Obama seeks data scientists for election edge

In 2008, then-Senator Barack Obama famously used social media to build a loyal following of young voters who helped him win the presidency. In 2012, it looks like big data — capturing, processing and analyzing that social media activity, and more — will be a driving force behind the president’s re-election campaign. To that end, President Obama’s data team is taking to the streets to find data scientists and analytics engineers, including at an event Tuesday afternoon at Stanford.

If you look at the numbers, it’s easy to see why President Obama is putting his campaign dollars behind a big data team. As I explained in 2009, Obama’s team did a lot of work around social media to build a large base of supporters, and then undertook an extensive data-integration effort to corral all its data into a single source. By doing this, it was able to, for example, match voter registration information with online information to better personalize the campaign experience for voters. When all was said and done, the Obama for America campaign had amassed more than 13 million email addresses and 5 million online friends, among various other datasets.

Obama for America’s data architect Luke Peterson told me then that the campaign “used data mining and integration to figure out ‘who the cream was on our barrel,’ on whom it should unleash its hordes of volunteers.” He said the campaign’s data-mining effort was its single biggest technology-derived success.

But the data landscape for 2012 is much different. On Twitter alone, President Obama has surpassed the 10-million-follower mark, and more than 23 million people “Like” his Facebook profile. That’s on top of the various other information sources that campaigns typically use, so there’s lots of opportunity for the President’s data team to mine social data alongside traditional data sources to determine where to campaign and how to do it most effectively.

Those large follower counts are why social media data could be such a game-changer for Obama 2012; their sheer scale is unrivaled. The President has essentially built himself a giant focus group that can be sorted, with relative accuracy, by age, geography and other relevant demographic factors. By way of comparison, Mitt Romney has about 93,000 Twitter followers, and Rick Perry — who utilized data very effectively in his last Texas gubernatorial campaign — has about 88,000 followers.

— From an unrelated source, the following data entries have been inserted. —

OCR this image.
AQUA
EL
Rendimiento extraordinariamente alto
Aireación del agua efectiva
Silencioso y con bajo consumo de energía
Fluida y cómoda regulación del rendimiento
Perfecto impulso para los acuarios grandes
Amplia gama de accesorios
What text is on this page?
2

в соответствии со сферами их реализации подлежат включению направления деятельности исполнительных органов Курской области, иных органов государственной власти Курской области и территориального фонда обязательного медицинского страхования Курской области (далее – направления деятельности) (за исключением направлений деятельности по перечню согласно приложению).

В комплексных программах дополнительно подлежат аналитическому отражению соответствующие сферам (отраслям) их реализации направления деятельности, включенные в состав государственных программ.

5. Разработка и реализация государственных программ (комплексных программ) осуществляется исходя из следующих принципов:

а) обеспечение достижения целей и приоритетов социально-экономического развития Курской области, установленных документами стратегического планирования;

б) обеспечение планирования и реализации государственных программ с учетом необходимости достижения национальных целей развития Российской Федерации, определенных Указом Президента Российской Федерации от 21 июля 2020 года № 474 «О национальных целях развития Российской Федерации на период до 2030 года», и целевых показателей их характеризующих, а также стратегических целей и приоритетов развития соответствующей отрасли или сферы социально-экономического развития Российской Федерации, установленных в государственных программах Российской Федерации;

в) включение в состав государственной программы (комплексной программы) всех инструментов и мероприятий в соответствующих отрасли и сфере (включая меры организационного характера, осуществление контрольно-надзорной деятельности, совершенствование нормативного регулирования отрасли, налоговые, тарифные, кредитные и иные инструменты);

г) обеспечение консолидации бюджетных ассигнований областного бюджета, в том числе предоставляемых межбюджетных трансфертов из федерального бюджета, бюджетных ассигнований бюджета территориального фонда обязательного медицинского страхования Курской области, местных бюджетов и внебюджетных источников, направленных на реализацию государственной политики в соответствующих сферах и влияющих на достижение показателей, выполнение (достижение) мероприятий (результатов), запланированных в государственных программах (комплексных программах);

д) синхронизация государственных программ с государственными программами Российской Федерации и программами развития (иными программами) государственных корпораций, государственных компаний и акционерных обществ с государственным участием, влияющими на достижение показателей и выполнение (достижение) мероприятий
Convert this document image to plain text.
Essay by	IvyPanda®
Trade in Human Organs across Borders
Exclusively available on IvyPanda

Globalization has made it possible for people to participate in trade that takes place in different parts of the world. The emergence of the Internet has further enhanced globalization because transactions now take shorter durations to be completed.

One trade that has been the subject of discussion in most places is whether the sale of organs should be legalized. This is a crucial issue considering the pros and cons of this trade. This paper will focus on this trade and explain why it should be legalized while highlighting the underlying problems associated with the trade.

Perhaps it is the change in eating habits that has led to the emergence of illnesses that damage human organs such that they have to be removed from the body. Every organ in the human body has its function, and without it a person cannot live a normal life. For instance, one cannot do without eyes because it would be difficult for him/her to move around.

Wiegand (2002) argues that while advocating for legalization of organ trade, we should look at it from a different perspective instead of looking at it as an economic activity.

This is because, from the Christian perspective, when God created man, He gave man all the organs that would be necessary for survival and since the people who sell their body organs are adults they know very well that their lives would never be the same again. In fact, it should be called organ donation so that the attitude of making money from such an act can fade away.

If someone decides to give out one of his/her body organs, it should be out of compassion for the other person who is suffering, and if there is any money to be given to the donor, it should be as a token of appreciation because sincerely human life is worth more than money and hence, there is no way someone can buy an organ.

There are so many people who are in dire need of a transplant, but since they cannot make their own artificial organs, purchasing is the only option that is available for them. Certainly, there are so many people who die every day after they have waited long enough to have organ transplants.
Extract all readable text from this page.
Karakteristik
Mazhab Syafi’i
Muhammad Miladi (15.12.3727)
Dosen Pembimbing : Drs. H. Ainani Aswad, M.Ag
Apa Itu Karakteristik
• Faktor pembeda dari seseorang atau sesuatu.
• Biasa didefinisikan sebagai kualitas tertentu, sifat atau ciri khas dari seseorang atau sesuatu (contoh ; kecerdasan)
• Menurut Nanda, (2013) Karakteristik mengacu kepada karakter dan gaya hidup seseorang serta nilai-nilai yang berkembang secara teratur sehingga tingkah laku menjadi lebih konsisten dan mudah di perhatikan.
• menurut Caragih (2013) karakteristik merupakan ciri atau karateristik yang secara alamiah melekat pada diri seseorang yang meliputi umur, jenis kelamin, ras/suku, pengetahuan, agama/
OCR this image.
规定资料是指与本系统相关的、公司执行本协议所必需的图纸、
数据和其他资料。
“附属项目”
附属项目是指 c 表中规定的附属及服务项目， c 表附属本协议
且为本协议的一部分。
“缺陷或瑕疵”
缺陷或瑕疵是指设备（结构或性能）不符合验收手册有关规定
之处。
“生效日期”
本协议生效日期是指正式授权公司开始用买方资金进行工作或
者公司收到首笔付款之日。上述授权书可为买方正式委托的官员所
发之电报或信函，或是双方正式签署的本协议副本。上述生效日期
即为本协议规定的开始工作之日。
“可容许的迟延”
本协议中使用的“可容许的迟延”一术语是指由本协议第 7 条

I recently spoke with someone familiar with the analytics efforts of political campaigns, who explained to me just how important analytics have become since the Clinton re-election campaign in 1996. Essentially, he said, Clinton brought about the idea of focusing on swing voters instead of expending resources trying to reach the entire voting base, many of whom were already locked in to one candidate or another. Spearheaded by Karl Rove, the George W. Bush campaigns took targeted campaigning to another level by focusing on swing voters it actually could swing (i.e., non-voting Republicans).

The Bush team, the expert explained, showed how to meld information from voter-registration lists, polls, and sources such as Experian and Axciom to figure out even more about who to target. Voters earning $200,000 a year and driving large SUVs or luxury cars, for example, might not be as receptive to campaign literature about gas prices as would cash-strapped voters driving 15-year-old cars. It’s all about targeting the right groups with the right messages, which requires data experts.

Going forward, I expect all campaigns will have to place greater significance on social media, because it offers the potential to do unprecedented things around personalization and message-targeting. Imagine, for example, attributing a greater weight to a particular poll response because of that person’s demographics, social network or Klout score. Or using a real-time advertising service like 33Across to intelligently place ads based on where certain sects of a candidate’s social graph are likely to visit, instead of just buying banners on certain high-traffic sites or relying on Google (s goog) AdWords.

Even with all the data mining, though, campaigns still place a premium on privacy. As my expert explained, nobody’s sitting around sifting through data on an individual basis and intentionally targeting specific individuals. Campaigns are very cognizant of not using or exposing personally identifiable information or otherwise violating individual privacies, and data security is tantamount. After all, a security breach or the exposing unscrupulous data practices could spell doom for a campaign.